Admito que não imaginava um governo tão incompetente, que não conseguiu sequer aproveitar os famigerados “cem dias de lua de mel”: Bolsonaro está pior do que Dilma em seu segundo mandato (e segundo mandato já é um pouco mais crítico, ainda mais aliado à vergonhosa inaptidão política da burocrata/tecnocrata Dilma). O que de início seria uma tática de parte da imprensa e do capital nacional para manter o governo acuado, por inoperância de Bolsonaro e seus cupinchas, se tornou em tiroteio aberto atingindo as janelas do Palácio do Planalto a cada edição do Jornal Nacional. Que Bolsonaro seria uma vergonha internacional, isso era evidente (durante as eleições, eu já comentava que ele seria engolido por Cabo Daciolo, caso os dois tivessem participado de todos os debates). Surpreende que não saiba o mínimo de negociação parlamentar, depois de três décadas como deputado e, principalmente, que não tenha conseguido manter a mobilização de suas milícias nem mesmo três meses, finda a corrida eleitoral. Cumprir sua (única) promessa de campanha, de liberar a posse de arma, logo no primeiro mês, queima boa parte do capital político que teria junto a seus eleitores mais fiéis, pois o antipetismo qualquer um abraça. Não foi capaz sequer de imitar Trump, que preferiu tensionar seu muro até o último ano, e tenta agora atribuir seu fracasso aos democratas: Bolsonaro poderia ter tentado via congresso aprovar nova legislação para armas e culpar a “velha política” por não conseguir, só então apelando para um decreto presidencial.

Em suma, Bolsonaro fica na presidência enquanto conseguir entregar as reformas econômicas, não vão esperar uma segunda fraquejada para ejetá-lo. Para tentar fugir das cordas, poderia tentar uma guerra na Venezuela – uma guerra costuma ser um bom instrumento de união nacional e calaboca geral de toda oposição. Porém não apenas o movimento foi abortado pelos EUA, até segunda ordem, depois do recado de Rússia e China, como não encontra respaldo da maioria das forças armadas do Brasil, nem da diplomacia – e os pretensos “falcões” do seu governo não chegam a galinhos garnizés trocando a primeira penugem. Não há sequer clima para forçar um atentado terrorista fake, para mobilizar a opinião pública. Ou seja, as elites já tem o botão de ejetar pronto para ser usado, com um bilhetinho de obrigado pelos seus serviços ao ex-capitão.

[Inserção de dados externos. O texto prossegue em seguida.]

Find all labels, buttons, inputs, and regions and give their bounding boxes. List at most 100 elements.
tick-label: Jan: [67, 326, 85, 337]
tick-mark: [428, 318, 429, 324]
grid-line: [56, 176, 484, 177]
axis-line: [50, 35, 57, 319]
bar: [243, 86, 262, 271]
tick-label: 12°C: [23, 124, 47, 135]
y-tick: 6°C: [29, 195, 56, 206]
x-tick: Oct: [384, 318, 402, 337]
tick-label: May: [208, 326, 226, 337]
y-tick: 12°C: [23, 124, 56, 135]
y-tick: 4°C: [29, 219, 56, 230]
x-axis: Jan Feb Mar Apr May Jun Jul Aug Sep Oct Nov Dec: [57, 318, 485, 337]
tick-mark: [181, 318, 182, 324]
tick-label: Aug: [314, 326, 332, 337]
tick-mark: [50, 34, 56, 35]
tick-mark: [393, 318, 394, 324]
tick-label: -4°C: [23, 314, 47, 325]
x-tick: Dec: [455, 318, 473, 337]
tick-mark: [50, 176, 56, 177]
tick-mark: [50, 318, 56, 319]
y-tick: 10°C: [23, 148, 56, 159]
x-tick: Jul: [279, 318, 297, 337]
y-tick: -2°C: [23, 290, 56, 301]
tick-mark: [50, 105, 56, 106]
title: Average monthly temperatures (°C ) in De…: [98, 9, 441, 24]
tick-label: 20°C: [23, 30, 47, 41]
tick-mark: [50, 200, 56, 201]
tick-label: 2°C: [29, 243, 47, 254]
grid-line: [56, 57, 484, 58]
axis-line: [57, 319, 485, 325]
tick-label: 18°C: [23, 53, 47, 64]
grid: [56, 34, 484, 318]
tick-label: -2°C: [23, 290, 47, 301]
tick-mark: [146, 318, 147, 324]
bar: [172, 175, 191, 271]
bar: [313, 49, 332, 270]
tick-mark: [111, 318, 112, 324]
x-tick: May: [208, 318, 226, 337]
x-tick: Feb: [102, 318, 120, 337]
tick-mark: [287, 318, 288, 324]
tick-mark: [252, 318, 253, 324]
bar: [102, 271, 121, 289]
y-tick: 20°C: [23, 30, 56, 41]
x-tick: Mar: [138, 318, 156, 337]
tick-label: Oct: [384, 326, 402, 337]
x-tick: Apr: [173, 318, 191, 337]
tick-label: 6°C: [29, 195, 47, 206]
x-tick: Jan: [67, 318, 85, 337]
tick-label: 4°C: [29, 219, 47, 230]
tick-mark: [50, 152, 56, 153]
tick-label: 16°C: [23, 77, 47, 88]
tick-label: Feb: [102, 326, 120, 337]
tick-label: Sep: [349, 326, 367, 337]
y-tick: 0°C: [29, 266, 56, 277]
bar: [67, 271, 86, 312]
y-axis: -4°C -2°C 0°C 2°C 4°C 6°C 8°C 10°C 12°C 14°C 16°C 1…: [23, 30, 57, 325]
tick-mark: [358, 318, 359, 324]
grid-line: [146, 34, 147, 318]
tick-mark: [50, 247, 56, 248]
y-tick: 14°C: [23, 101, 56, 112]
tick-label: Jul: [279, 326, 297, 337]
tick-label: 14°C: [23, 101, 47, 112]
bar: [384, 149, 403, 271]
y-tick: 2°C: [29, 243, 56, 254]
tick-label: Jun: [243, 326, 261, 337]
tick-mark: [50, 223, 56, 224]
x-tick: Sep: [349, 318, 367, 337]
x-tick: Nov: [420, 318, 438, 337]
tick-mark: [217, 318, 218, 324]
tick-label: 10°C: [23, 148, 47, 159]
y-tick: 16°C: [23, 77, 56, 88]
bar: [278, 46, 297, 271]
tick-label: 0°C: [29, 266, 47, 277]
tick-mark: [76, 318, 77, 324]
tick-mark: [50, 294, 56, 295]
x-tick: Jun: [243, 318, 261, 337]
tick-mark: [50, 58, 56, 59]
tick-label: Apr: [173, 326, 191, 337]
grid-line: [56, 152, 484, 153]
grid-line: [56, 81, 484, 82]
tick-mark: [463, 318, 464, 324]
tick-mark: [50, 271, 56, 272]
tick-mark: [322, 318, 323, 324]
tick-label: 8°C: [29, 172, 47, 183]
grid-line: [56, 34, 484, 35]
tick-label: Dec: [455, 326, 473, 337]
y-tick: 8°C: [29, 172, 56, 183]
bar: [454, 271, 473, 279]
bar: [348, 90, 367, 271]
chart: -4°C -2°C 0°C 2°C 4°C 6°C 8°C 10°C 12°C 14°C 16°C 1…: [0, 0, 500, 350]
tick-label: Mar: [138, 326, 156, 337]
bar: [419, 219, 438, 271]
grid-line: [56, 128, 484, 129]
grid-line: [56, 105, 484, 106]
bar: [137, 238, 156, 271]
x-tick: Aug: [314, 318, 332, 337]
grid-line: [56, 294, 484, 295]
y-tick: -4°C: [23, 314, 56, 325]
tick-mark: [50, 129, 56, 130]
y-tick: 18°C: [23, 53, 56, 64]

Cai bem a dúvida: como é possível esgotar seu capital político tão rápido? Além dessa incompetência geral sua e dos seus com política (e história, e matemática, e economia, e forças armadas, e geografia, e português, e por aí vai…), a forma como esse movimento neofascista se fez foi muito rápido e pouco enraizado: se aproveitou de uma crise do capitalismo, uma crise social, uma descrença com a política e um ambiente antiesquerda fabricado pela grande mídia para, via redes sociais, entrar com seu discurso e inchar rapidamente – impulsionado por erro de estratégia da direita e da mídia, que o pintaram como o candidato oficial do antipetismo, o extremo oposto a essa besta fera da estrela vermelha. Bolsonaro nunca foi líder (que não, talvez, de sua família e de alguns auxiliares muito suspeitos), foi um cavalo de Tróia que apareceu sem querer e a extrema-direita embarcou primeiro, com a direita uspiana indo logo em seguida, quando viu que era isso ou PT.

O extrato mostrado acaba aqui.